Contributor

In this undated photo provided by Anheuser-Busch a man shows a canned water in Cartersville, Ga. (Anheuser-Busch via AP)

We’re sending more than 155,000 cans of emergency drinking water to those affected by #HurricaneHarvey. Stay safe everyone.

That was a tweet posted by Anheuser-Busch on Aug. 29. A day later, the company upped itself by announcing it would use its logistical resources to send additional truckloads — another 210,000 cans — to the flood-stricken area bringing its entire contribution to 410,000 cans.

This is enormously generous. But that’s not the whole story. What’s interesting is how it did it. Did the company just magically produce 410,000 cans of drinking water overnight? No. The beer-making giant didn’t stop operations to produce these cans. It has been making them all along, all throughout the year.

According to a statement issued by the company, its Cartersville, Ga. brewery halts production of beer throughout the year for the specific purpose of making and then storing canned drinking water that can then be quickly distributed as soon as there’s a request made by the Red Cross.

“Putting our production and logistics strengths to work is the best way we can help in these situations” said Bill Bradley, an Anheuser-Busch’s vice president in a statement.

The company has been doing this kind of thing for years. Since 1988, Anheuser-Busch says it has provided over 76 million cans of drinking water to aid disaster victims. Many companies, big and small, are pitching in to help victims of the hurricane.

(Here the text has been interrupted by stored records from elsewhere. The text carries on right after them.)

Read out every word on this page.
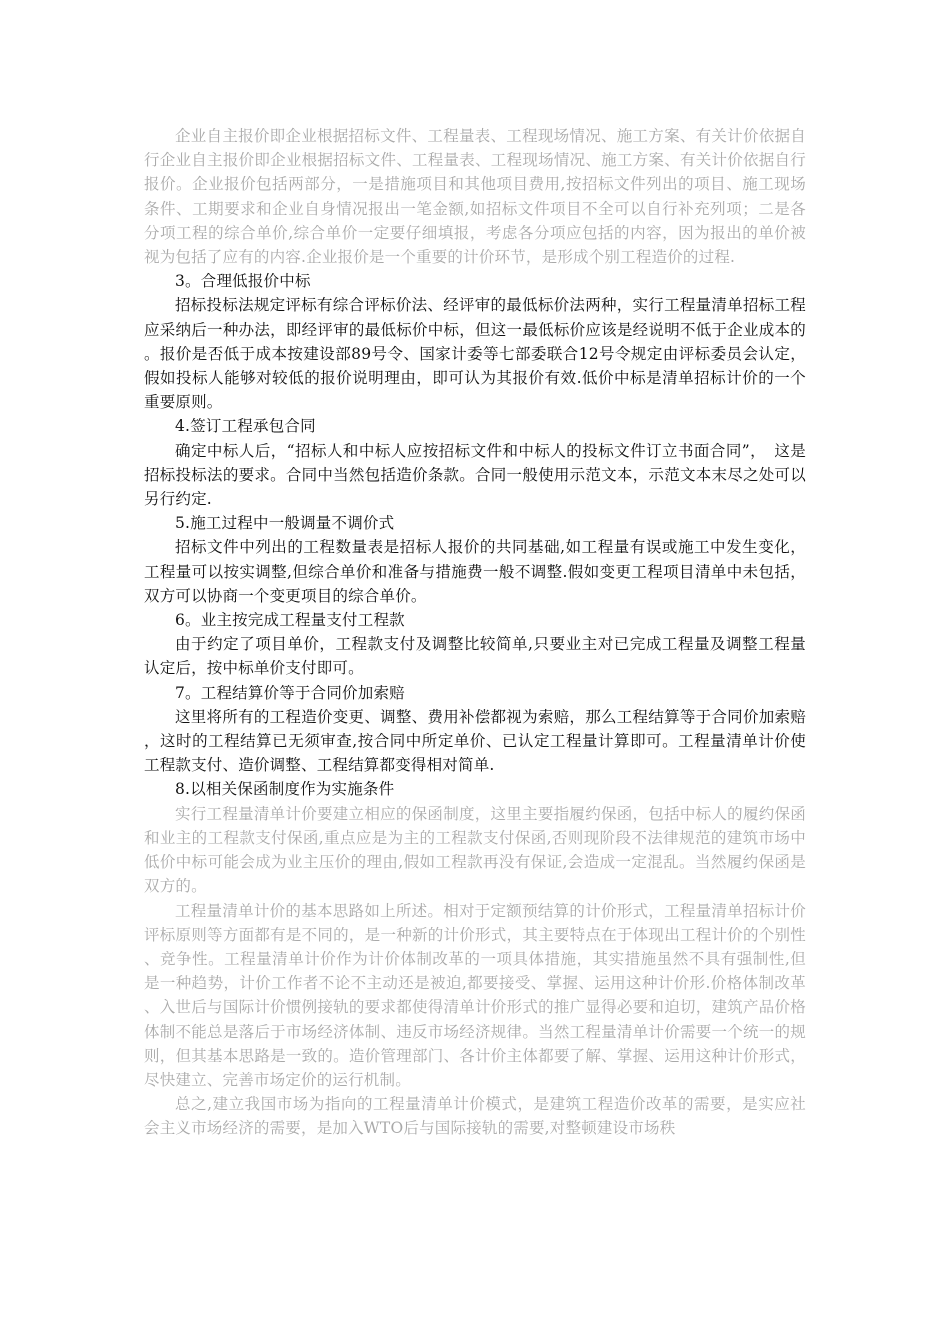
企业自主报价即企业根据招标文件、工程量表、工程现场情况、施工方案、有关计价依据自行企业自主报价即企业根据招标文件、工程量表、工程现场情况、施工方案、有关计价依据自行报价。企业报价包括两部分，一是措施项目和其他项目费用,按招标文件列出的项目、施工现场条件、工期要求和企业自身情况报出一笔金额,如招标文件项目不全可以自行补充列项；二是各分项工程的综合单价,综合单价一定要仔细填报，考虑各分项应包括的内容，因为报出的单价被视为包括了应有的内容.企业报价是一个重要的计价环节，是形成个别工程造价的过程.

3。合理低报价中标

招标投标法规定评标有综合评标价法、经评审的最低标价法两种，实行工程量清单招标工程应采纳后一种办法，即经评审的最低标价中标，但这一最低标价应该是经说明不低于企业成本的。报价是否低于成本按建设部89号令、国家计委等七部委联合12号令规定由评标委员会认定，假如投标人能够对较低的报价说明理由，即可认为其报价有效.低价中标是清单招标计价的一个重要原则。

4.签订工程承包合同

确定中标人后，“招标人和中标人应按招标文件和中标人的投标文件订立书面合同”，　这是招标投标法的要求。合同中当然包括造价条款。合同一般使用示范文本，示范文本末尽之处可以另行约定.

5.施工过程中一般调量不调价式

招标文件中列出的工程数量表是招标人报价的共同基础,如工程量有误或施工中发生变化，工程量可以按实调整,但综合单价和准备与措施费一般不调整.假如变更工程项目清单中未包括，双方可以协商一个变更项目的综合单价。

6。业主按完成工程量支付工程款

由于约定了项目单价，工程款支付及调整比较简单,只要业主对已完成工程量及调整工程量认定后，按中标单价支付即可。

7。工程结算价等于合同价加索赔

这里将所有的工程造价变更、调整、费用补偿都视为索赔，那么工程结算等于合同价加索赔，这时的工程结算已无须审查,按合同中所定单价、已认定工程量计算即可。工程量清单计价使工程款支付、造价调整、工程结算都变得相对简单.

8.以相关保函制度作为实施条件

实行工程量清单计价要建立相应的保函制度，这里主要指履约保函，包括中标人的履约保函和业主的工程款支付保函,重点应是为主的工程款支付保函,否则现阶段不法律规范的建筑市场中低价中标可能会成为业主压价的理由,假如工程款再没有保证,会造成一定混乱。当然履约保函是双方的。

工程量清单计价的基本思路如上所述。相对于定额预结算的计价形式，工程量清单招标计价评标原则等方面都有是不同的，是一种新的计价形式，其主要特点在于体现出工程计价的个别性、竞争性。工程量清单计价作为计价体制改革的一项具体措施，其实措施虽然不具有强制性,但是一种趋势，计价工作者不论不主动还是被迫,都要接受、掌握、运用这种计价形.价格体制改革、入世后与国际计价惯例接轨的要求都使得清单计价形式的推广显得必要和迫切，建筑产品价格体制不能总是落后于市场经济体制、违反市场经济规律。当然工程量清单计价需要一个统一的规则，但其基本思路是一致的。造价管理部门、各计价主体都要了解、掌握、运用这种计价形式，尽快建立、完善市场定价的运行机制。

总之,建立我国市场为指向的工程量清单计价模式，是建筑工程造价改革的需要，是实应社会主义市场经济的需要，是加入WTO后与国际接轨的需要,对整顿建设市场秩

But Anheuser-Busch is doing something different and has a philanthropic strategy that is worth emulating. Unlike most other businesses, this company doesn’t wait for a disaster to happen and then respond.  Instead, management plans ahead and does its charitable work throughout the year by making canned water well in advance so that the water is ready when a disaster inevitably occurs.  More importantly, the company is able to be philanthropic on its own terms, processing cans of water when — I’m assuming — production and delivery schedules can best accommodate the changeover to water canning from beer.